Sustenta, em síntese, que: [a] as organizações religiosas não são associações civis e não podem ser a elas equiparadas, sobretudo diante de seus dogmas, sendo o vínculo do fiel com a religião, e não com a igreja; [b] o princípio da continuidade registral obsta a exigência de alteração do ato constitutivo da entidade, pois a normativa de regência, no ponto, não foi alterada pelo Código Civil de 2002 em relação ao Código Civil de 1916; [c] as exigências feitas às organizações religiosas com base nas normas de regência das associações afrontam a liberdade religiosa e o Estado laico, bem como as normas alteradas pela Lei n. 10.825/2003; [d] as organizações religiosas são livres no que toca à criação, à organização, à estrutura interna e ao funcionamento, estando sujeitas apenas às normas fundantes e estruturantes de cada culto, e não àquelas genéricas destinadas às demais pessoas jurídicas; e [e] as exigências feitas dissonam da realidade do seu ato constitutivo, que, em verdade, atende aos pontos destacados nas notas devolutivas.

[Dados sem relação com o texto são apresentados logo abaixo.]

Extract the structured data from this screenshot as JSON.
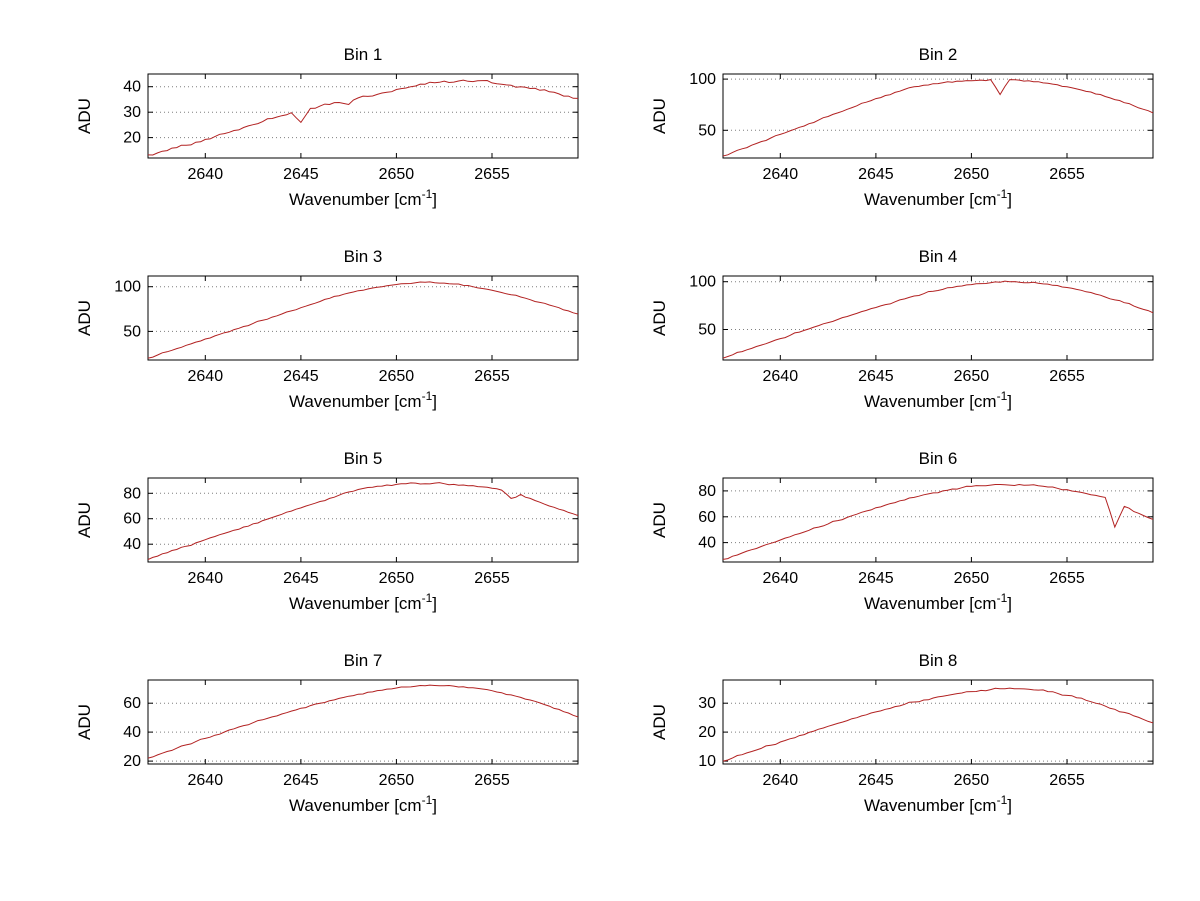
{
  "figure": {
    "background": "#ffffff",
    "line_color": "#b22222",
    "grid_color": "#7f7f7f",
    "axis_color": "#000000",
    "ylabel": "ADU",
    "xlabel_base": "Wavenumber [cm",
    "xlabel_sup": "-1",
    "xlabel_close": "]"
  },
  "chart_data": [
    {
      "type": "line",
      "title": "Bin 1",
      "ylabel": "ADU",
      "xlabel": "Wavenumber [cm^-1]",
      "xlim": [
        2637,
        2659.5
      ],
      "xticks": [
        2640,
        2645,
        2650,
        2655
      ],
      "ylim": [
        12,
        45
      ],
      "yticks": [
        20,
        30,
        40
      ],
      "x_start": 2637,
      "x_step": 0.5,
      "noise": 0.5,
      "values": [
        13.2,
        14.0,
        14.9,
        16.1,
        17.0,
        18.2,
        19.3,
        20.4,
        21.6,
        22.8,
        24.0,
        25.1,
        26.3,
        27.5,
        28.6,
        29.8,
        26.0,
        31.5,
        32.4,
        33.0,
        33.8,
        33.0,
        35.6,
        36.2,
        37.0,
        37.8,
        38.9,
        39.5,
        40.3,
        41.0,
        41.6,
        42.2,
        41.8,
        42.6,
        42.0,
        42.4,
        41.5,
        41.0,
        40.6,
        40.0,
        39.3,
        38.6,
        38.0,
        37.2,
        36.3,
        35.4
      ]
    },
    {
      "type": "line",
      "title": "Bin 2",
      "ylabel": "ADU",
      "xlabel": "Wavenumber [cm^-1]",
      "xlim": [
        2637,
        2659.5
      ],
      "xticks": [
        2640,
        2645,
        2650,
        2655
      ],
      "ylim": [
        23,
        105
      ],
      "yticks": [
        50,
        100
      ],
      "x_start": 2637,
      "x_step": 0.5,
      "noise": 0.8,
      "values": [
        25,
        28.5,
        32,
        35.5,
        39,
        42.5,
        46,
        49.5,
        53,
        56.5,
        60,
        63.5,
        67,
        70.5,
        74,
        77.5,
        81,
        84,
        87,
        90,
        92.5,
        94,
        95.5,
        96.5,
        97,
        98,
        98.5,
        99,
        99.5,
        85,
        99.5,
        99,
        98.5,
        97.5,
        96,
        94.5,
        92.5,
        90.5,
        88,
        85.5,
        83,
        80,
        77,
        74,
        70.5,
        67
      ]
    },
    {
      "type": "line",
      "title": "Bin 3",
      "ylabel": "ADU",
      "xlabel": "Wavenumber [cm^-1]",
      "xlim": [
        2637,
        2659.5
      ],
      "xticks": [
        2640,
        2645,
        2650,
        2655
      ],
      "ylim": [
        18,
        112
      ],
      "yticks": [
        50,
        100
      ],
      "x_start": 2637,
      "x_step": 0.5,
      "noise": 0.8,
      "values": [
        20,
        23.6,
        27.2,
        30.8,
        34.4,
        38,
        41.5,
        45,
        48.5,
        52,
        55.5,
        59,
        62.5,
        66,
        69.5,
        73,
        76.5,
        80,
        83.5,
        87,
        90,
        93,
        95.5,
        97.5,
        99.5,
        101,
        102.5,
        103.5,
        104.5,
        105,
        104.5,
        104,
        103,
        101.5,
        100,
        98,
        96,
        93.5,
        91,
        88.5,
        85.5,
        82.5,
        79.5,
        76.5,
        73,
        69.5
      ]
    },
    {
      "type": "line",
      "title": "Bin 4",
      "ylabel": "ADU",
      "xlabel": "Wavenumber [cm^-1]",
      "xlim": [
        2637,
        2659.5
      ],
      "xticks": [
        2640,
        2645,
        2650,
        2655
      ],
      "ylim": [
        18,
        106
      ],
      "yticks": [
        50,
        100
      ],
      "x_start": 2637,
      "x_step": 0.5,
      "noise": 0.9,
      "values": [
        20,
        23.4,
        26.8,
        30.2,
        33.6,
        37,
        40.4,
        43.8,
        47.2,
        50.6,
        54,
        57.2,
        60.4,
        63.6,
        66.8,
        70,
        73,
        76,
        79,
        82,
        85,
        87.5,
        90,
        92,
        94,
        95.5,
        97,
        98,
        99,
        99.5,
        100,
        99.5,
        99,
        98.5,
        97.5,
        96,
        94,
        92,
        89.5,
        87,
        84,
        81,
        78,
        74.5,
        71,
        67.5
      ]
    },
    {
      "type": "line",
      "title": "Bin 5",
      "ylabel": "ADU",
      "xlabel": "Wavenumber [cm^-1]",
      "xlim": [
        2637,
        2659.5
      ],
      "xticks": [
        2640,
        2645,
        2650,
        2655
      ],
      "ylim": [
        26,
        92
      ],
      "yticks": [
        40,
        60,
        80
      ],
      "x_start": 2637,
      "x_step": 0.5,
      "noise": 0.7,
      "values": [
        28,
        30.6,
        33.2,
        35.8,
        38.4,
        41,
        43.5,
        46,
        48.5,
        51,
        53.5,
        56,
        58.5,
        61,
        63.5,
        66,
        68.5,
        71,
        73.5,
        76,
        78.5,
        81,
        83,
        84.5,
        85.5,
        86.5,
        87,
        87.5,
        88,
        87.5,
        88,
        87.5,
        87,
        86.5,
        86,
        85,
        84,
        82.5,
        76,
        79,
        76,
        73,
        70,
        67.5,
        65,
        62.5
      ]
    },
    {
      "type": "line",
      "title": "Bin 6",
      "ylabel": "ADU",
      "xlabel": "Wavenumber [cm^-1]",
      "xlim": [
        2637,
        2659.5
      ],
      "xticks": [
        2640,
        2645,
        2650,
        2655
      ],
      "ylim": [
        25,
        90
      ],
      "yticks": [
        40,
        60,
        80
      ],
      "x_start": 2637,
      "x_step": 0.5,
      "noise": 0.7,
      "values": [
        27,
        29.5,
        32,
        34.5,
        37,
        39.5,
        42,
        44.5,
        47,
        49.5,
        52,
        54.5,
        57,
        59.5,
        62,
        64.5,
        67,
        69,
        71,
        73,
        75,
        77,
        78.5,
        80,
        81.5,
        82.5,
        83.5,
        84,
        84.5,
        85,
        84.5,
        85,
        84.5,
        84,
        83,
        82,
        81,
        79.5,
        78,
        76.5,
        75,
        52,
        68,
        64,
        61,
        58
      ]
    },
    {
      "type": "line",
      "title": "Bin 7",
      "ylabel": "ADU",
      "xlabel": "Wavenumber [cm^-1]",
      "xlim": [
        2637,
        2659.5
      ],
      "xticks": [
        2640,
        2645,
        2650,
        2655
      ],
      "ylim": [
        18,
        76
      ],
      "yticks": [
        20,
        40,
        60
      ],
      "x_start": 2637,
      "x_step": 0.5,
      "noise": 0.5,
      "values": [
        22,
        24.3,
        26.6,
        28.9,
        31.2,
        33.5,
        35.7,
        37.9,
        40.1,
        42.3,
        44.5,
        46.5,
        48.5,
        50.5,
        52.5,
        54.5,
        56.5,
        58.3,
        60,
        61.7,
        63.3,
        64.8,
        66.2,
        67.5,
        68.7,
        69.7,
        70.5,
        71.2,
        71.7,
        72,
        72.2,
        72,
        71.8,
        71.3,
        70.6,
        69.8,
        68.6,
        67.2,
        65.7,
        64,
        62.2,
        60.2,
        58,
        55.7,
        53.2,
        50.5
      ]
    },
    {
      "type": "line",
      "title": "Bin 8",
      "ylabel": "ADU",
      "xlabel": "Wavenumber [cm^-1]",
      "xlim": [
        2637,
        2659.5
      ],
      "xticks": [
        2640,
        2645,
        2650,
        2655
      ],
      "ylim": [
        9,
        38
      ],
      "yticks": [
        10,
        20,
        30
      ],
      "x_start": 2637,
      "x_step": 0.5,
      "noise": 0.35,
      "values": [
        10,
        11.1,
        12.2,
        13.3,
        14.4,
        15.5,
        16.6,
        17.7,
        18.8,
        19.9,
        21,
        22,
        23,
        24,
        25,
        26,
        27,
        27.9,
        28.8,
        29.6,
        30.4,
        31.1,
        31.8,
        32.4,
        33,
        33.5,
        34,
        34.4,
        34.7,
        35,
        35.2,
        35,
        34.8,
        34.5,
        34,
        33.4,
        32.7,
        31.9,
        31,
        30,
        29,
        27.9,
        26.8,
        25.6,
        24.4,
        23.2
      ]
    }
  ]
}
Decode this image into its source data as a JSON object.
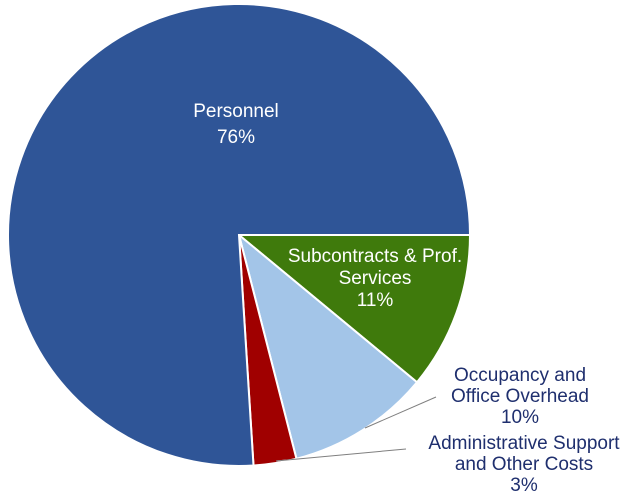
{
  "chart_data": {
    "type": "pie",
    "title": "",
    "start_angle_deg": 0,
    "direction": "clockwise",
    "slices": [
      {
        "label_lines": [
          "Subcontracts & Prof.",
          "Services"
        ],
        "pct_label": "11%",
        "value": 11,
        "color": "#3f7a0c"
      },
      {
        "label_lines": [
          "Occupancy and",
          "Office Overhead"
        ],
        "pct_label": "10%",
        "value": 10,
        "color": "#a3c5e8"
      },
      {
        "label_lines": [
          "Administrative Support",
          "and Other Costs"
        ],
        "pct_label": "3%",
        "value": 3,
        "color": "#a00000"
      },
      {
        "label_lines": [
          "Personnel"
        ],
        "pct_label": "76%",
        "value": 76,
        "color": "#2f5597"
      }
    ]
  }
}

Requer, por fim, seja dado provimento ao recurso administrativo a fim de reformar a sentença para que dirimida a dúvida no sentido de que seja averbada a ata da eleição e posse dos membros do conselho fiscal da CONGREGAÇÃO CRISTÃ NO BRASIL, nos termos em que apresentada.


O recurso administrativo veio instruído com os documentos de fls. 140/152 do Documento n. 0168192.


Sem contrarrazões (fl. 155 do Documento n. 0168192).


Com a ascensão dos autos a esta Corte de Justiça, foram distribuídos à Quarta Câmara de Direito Civil, sob a relatoria do Des. HELIO DAVID VIEIRA FIGUEIRA DOS SANTOS (fls. 157/158 do Documento n. 0168192).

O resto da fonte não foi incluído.